Maternal and Fetal SERPINA3 Polymorphisms and Risk of Preeclampsia: A Dyad and Triad Based Case-Control Study

Objective: Serine protease inhibitor A3 (SERPINA3), also called α-1-antichymotrypsin, is a serine protease involved in placental dysfunction. This study examines SERPINA3 polymorphisms and haplotypes for associations with maternal hypertensive disorders of pregnancy (HDP) and preeclampsia with severe features (sPE) or HELLP Syndrome in mother-baby dyads (HDP) and mother-father-baby triads (sPE/HELLP).

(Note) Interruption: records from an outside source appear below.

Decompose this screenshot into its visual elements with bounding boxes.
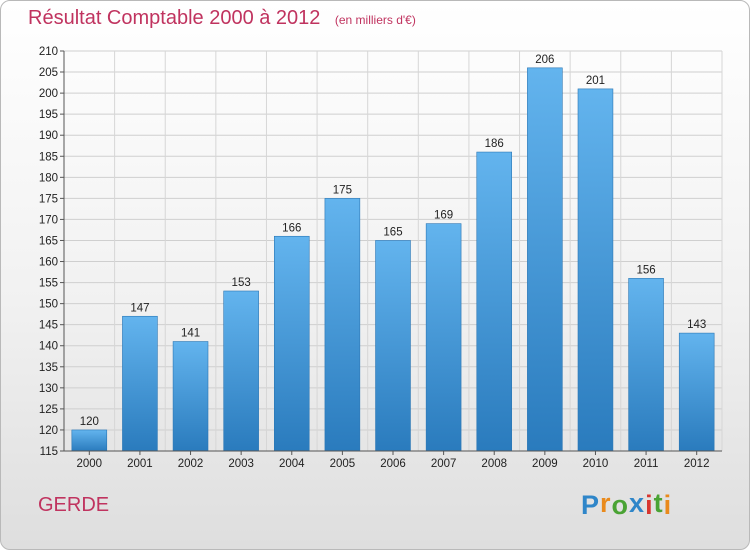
y-tick-label: 180 xyxy=(39,172,58,184)
y-tick-label: 165 xyxy=(39,235,58,247)
logo-letter: i xyxy=(645,490,654,520)
logo-letter: t xyxy=(653,488,664,518)
logo-letter: r xyxy=(600,488,612,518)
logo-letter: P xyxy=(581,490,601,520)
x-tick-label: 2011 xyxy=(634,458,659,470)
bar-value-label: 120 xyxy=(80,416,99,428)
x-tick-label: 2006 xyxy=(380,458,406,470)
bar-value-label: 165 xyxy=(383,226,402,238)
title-row: Résultat Comptable 2000 à 2012 (en milli… xyxy=(28,7,416,30)
y-tick-label: 130 xyxy=(39,383,58,395)
y-tick-label: 175 xyxy=(39,193,58,205)
y-tick-label: 190 xyxy=(39,130,58,142)
proxiti-logo[interactable]: Proxiti xyxy=(581,488,673,521)
bar-value-label: 206 xyxy=(535,54,554,66)
x-tick-label: 2000 xyxy=(77,458,103,470)
x-tick-label: 2003 xyxy=(228,458,254,470)
y-tick-label: 200 xyxy=(39,88,58,100)
y-tick-label: 195 xyxy=(39,109,58,121)
bar xyxy=(425,223,462,452)
bar xyxy=(223,290,259,452)
y-tick-label: 210 xyxy=(39,46,58,58)
x-tick-label: 2001 xyxy=(127,458,153,470)
bar-value-label: 201 xyxy=(586,75,605,87)
y-tick-label: 140 xyxy=(39,341,58,353)
chart-subtitle: (en milliers d'€) xyxy=(334,13,416,27)
bar xyxy=(678,332,715,452)
x-tick-label: 2002 xyxy=(178,458,204,470)
commune-name: GERDE xyxy=(38,494,110,516)
bar xyxy=(577,88,614,452)
x-tick-label: 2007 xyxy=(431,458,457,470)
y-tick-label: 150 xyxy=(39,299,58,311)
bar xyxy=(122,315,158,452)
logo-letter: i xyxy=(663,490,673,520)
y-tick-label: 125 xyxy=(39,404,58,416)
bar xyxy=(628,278,664,452)
bar-value-label: 186 xyxy=(485,138,504,150)
bar-value-label: 175 xyxy=(333,184,352,196)
y-tick-label: 155 xyxy=(39,278,58,290)
logo-letter: x xyxy=(629,488,646,518)
y-tick-label: 115 xyxy=(40,446,58,458)
y-tick-label: 120 xyxy=(39,425,58,437)
y-tick-label: 145 xyxy=(39,320,58,332)
bar xyxy=(324,198,361,452)
bar xyxy=(476,151,512,452)
bar xyxy=(172,341,209,452)
y-tick-label: 170 xyxy=(39,214,58,226)
bar xyxy=(375,240,411,452)
bar xyxy=(527,67,563,452)
x-tick-label: 2009 xyxy=(532,458,558,470)
bar-value-label: 143 xyxy=(687,319,706,331)
y-tick-label: 135 xyxy=(39,362,58,374)
bars: 120 147 141 153 166 175 165 169 186 206 201 156 143 xyxy=(71,54,715,452)
logo-letter: o xyxy=(611,490,630,520)
y-tick-label: 185 xyxy=(39,151,58,163)
x-tick-label: 2005 xyxy=(330,458,356,470)
chart-title: Résultat Comptable 2000 à 2012 xyxy=(28,7,321,29)
x-tick-label: 2008 xyxy=(481,458,507,470)
bar-value-label: 141 xyxy=(181,328,200,340)
bar xyxy=(71,429,108,452)
bar-value-label: 156 xyxy=(636,264,655,276)
y-tick-label: 160 xyxy=(39,257,58,269)
axes: 1151201251301351401451501551601651701751… xyxy=(39,46,722,470)
x-tick-label: 2012 xyxy=(684,458,710,470)
y-tick-label: 205 xyxy=(39,67,58,79)
bar-value-label: 147 xyxy=(130,302,149,314)
bar xyxy=(274,235,310,452)
bar-value-label: 166 xyxy=(282,222,301,234)
bar-value-label: 169 xyxy=(434,210,453,222)
x-tick-label: 2010 xyxy=(583,458,609,470)
bar-value-label: 153 xyxy=(232,277,251,289)
x-tick-label: 2004 xyxy=(279,458,305,470)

Methods: This retrospective case-control study examined two patient cohorts, HDP and Severe PE/HELLP syndrome. The HDP population included cases (n= 142) and controls (n= 168) of mother-baby dyads recruited from a large, urban, safety-net hospital in Los Angeles. The sPE/HELLP syndrome population included cases (n= 189) and controls (n= 28) of mother-father-baby triads recruited through HELLP syndrome research websites. Cases were verified by medical chart abstraction when possible. Two SERPINA3 SNPs, rs4934 and rs1884082, were genotyped from saliva samples, mouthwash, or buccal swabs. The Haplin package in R was used to perform genetic association analyses. Results: No evidence of increased risk related to individual SERPINA3 SNPs or haplotypes for the developing HDP or sPE/HELLP was found in individual nor combined cohorts. In the HDP cohort, the g-a haplotype (relative to T-G haplotype) was borderline significant for increased risk of HDP when carried by the child (Double dose: RR=1.58, 95% CI: (1.00, 2.52), p=0.05). We observed significant PoO effects in the combined cohort. Specifically, an increased risk of HDP/sPE/HELLP if the mother carries double copy for both rs4934 (RR=3.03, 95% CI (1.50, 6.09), p< 0.01) and rs1884082 (RR=2.38, 95% CI (1.22, 4.71), p=0.01). A reduced risk of HDP/sPE/HELLP was observed for rs4934 (RR=0.54, 95% CI (0.31, 0.98), p= 0.04) and rs1884082 (RR= 0.52, 95% CI (0.30, 0.91), p= 0.02) with child carriage of the maternally-inherited allele. In contrast, child carriage of a paternally-inherited copy of the variant allele for rs4934 increased risk of HDP/sPE/HELLP (RR=1.54, 95% CI (1.09, 2.20), p= 0.02). Conclusion: There was no evidence that SERPINA3 gene polymorphisms and haplotypes were associated with risk of HDP or sPE/HELLP. However, significant PoO effects were observed in the combined cohort analysis, with child carriage of rs4934 that is maternally inherited decreasing HDP/sPE/HELLP risk while a paternally-inherited copy increases risk, suggesting a role for maternal-fetal genetic incompatibility.